Mapped read statistics

This section contains simple statistics for all mapped reads, non-specific matches (reads that match more than place during the assembly), non-perfect matches (reads with one or more mismatches or gaps relative to the reference sequence) and paired reads.

Note! Paired reads are counted as two, even though they form one pair. The section on paired reads also includes information about paired distance and counts the number of pairs that were broken due to:

Each subsection contains a table that recapitulates the read count, % of all mapped reads, mean read length and total read length, and for some sections two graphs showing the distribution of match specificity or the distribution of mismatches.

Note that for the section concerning paired reads (see figure 26.16), the distance includes both the read sequence and the insert between them as explained in General notes on handling paired data.

Image paired_dist_plot
Figure 26.16: A bar plot showing the distribution of distances between intact pairs.

The following subsections give graphs showing read length distribution, insertion length distribution, deletion length distribution. Two plots of the distribution of insertion and deletion lengths can be seen in figure 26.17 and figure 26.18.

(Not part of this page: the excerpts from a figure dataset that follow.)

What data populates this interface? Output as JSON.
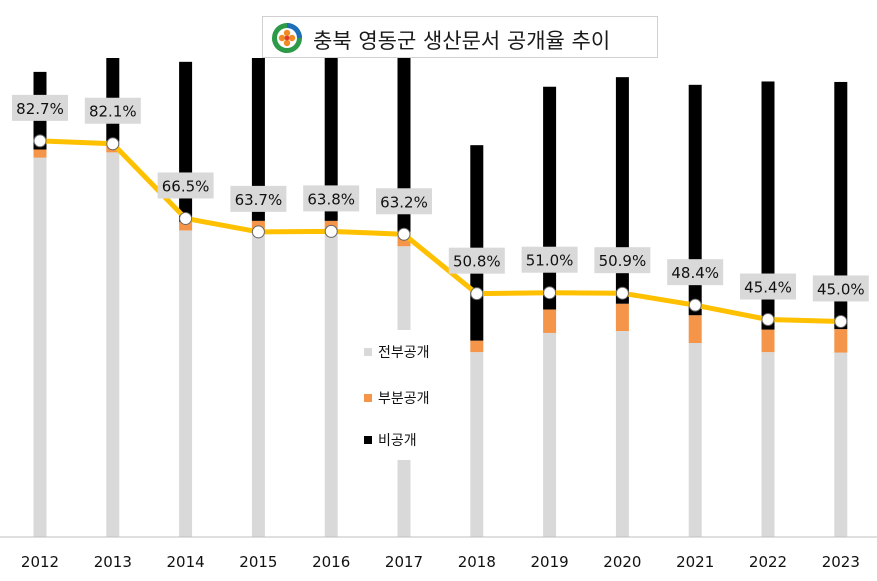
{
  "title": "충북 영동군 생산문서 공개율 추이",
  "colors": {
    "full": "#d9d9d9",
    "partial": "#f4954a",
    "nonpublic": "#000000",
    "rate_line": "#ffc000",
    "label_bg": "#d9d9d9",
    "axis": "#bfbfbf"
  },
  "legend": {
    "full": "전부공개",
    "partial": "부분공개",
    "nonpublic": "비공개"
  },
  "chart_data": {
    "type": "bar",
    "stacked": true,
    "categories": [
      "2012",
      "2013",
      "2014",
      "2015",
      "2016",
      "2017",
      "2018",
      "2019",
      "2020",
      "2021",
      "2022",
      "2023"
    ],
    "series": [
      {
        "name": "전부공개",
        "values": [
          79.2,
          80.3,
          64.0,
          63.8,
          64.0,
          60.7,
          38.6,
          42.6,
          43.0,
          40.5,
          38.6,
          38.5
        ]
      },
      {
        "name": "부분공개",
        "values": [
          1.7,
          2.3,
          1.8,
          2.2,
          2.0,
          3.0,
          2.4,
          4.9,
          5.7,
          5.8,
          4.7,
          4.9
        ]
      },
      {
        "name": "비공개",
        "values": [
          16.2,
          17.4,
          33.4,
          34.0,
          34.0,
          36.3,
          40.8,
          46.5,
          47.3,
          48.1,
          51.8,
          51.6
        ]
      }
    ],
    "line": {
      "name": "공개율",
      "values": [
        82.7,
        82.1,
        66.5,
        63.7,
        63.8,
        63.2,
        50.8,
        51.0,
        50.9,
        48.4,
        45.4,
        45.0
      ]
    },
    "line_labels": [
      "82.7%",
      "82.1%",
      "66.5%",
      "63.7%",
      "63.8%",
      "63.2%",
      "50.8%",
      "51.0%",
      "50.9%",
      "48.4%",
      "45.4%",
      "45.0%"
    ],
    "ylim": [
      0,
      100
    ],
    "xlabel": "",
    "ylabel": "",
    "legend_position": "center"
  }
}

Nucleotide differences in reads relative to a reference gives the percentage of read bases that differ with the reference for all base pairs and a deletion. In the Nucleotide mapping section two tables give the counts and percentages of differences between the reads and the reference for each base. Graphs display the relative errors and errors counts between reads to reference and reference to reads, i.e., which bases in the reference are substituted to which bases in the reads. This information is plotted in different ways with an example shown here in figure 26.17.

Image detailedmapping_substition
Figure 26.17: The As and Ts are more often substituted with a gap in the sequencing reads than C and G.

This example shows for each type of base in the reference sequence, which base (or gap) is found most often. Please note that only mismatches are plotted - the matches are not included. For example, an A in the reference is more often replaced by a G than any other base.

Below these plots, there are two plots of the quality values for matches and quality values for mismatches. Next, there is a plot of the mismatch fraction for each read position. Typically with quality dropping towards the end of a read, there will be more mismatches towards the end as the example in figure 26.18 shows.

Image mismatchfraction
Figure 26.18: There are mismatches towards the end of the reads.

The last plots section deals with unaligned read lengths.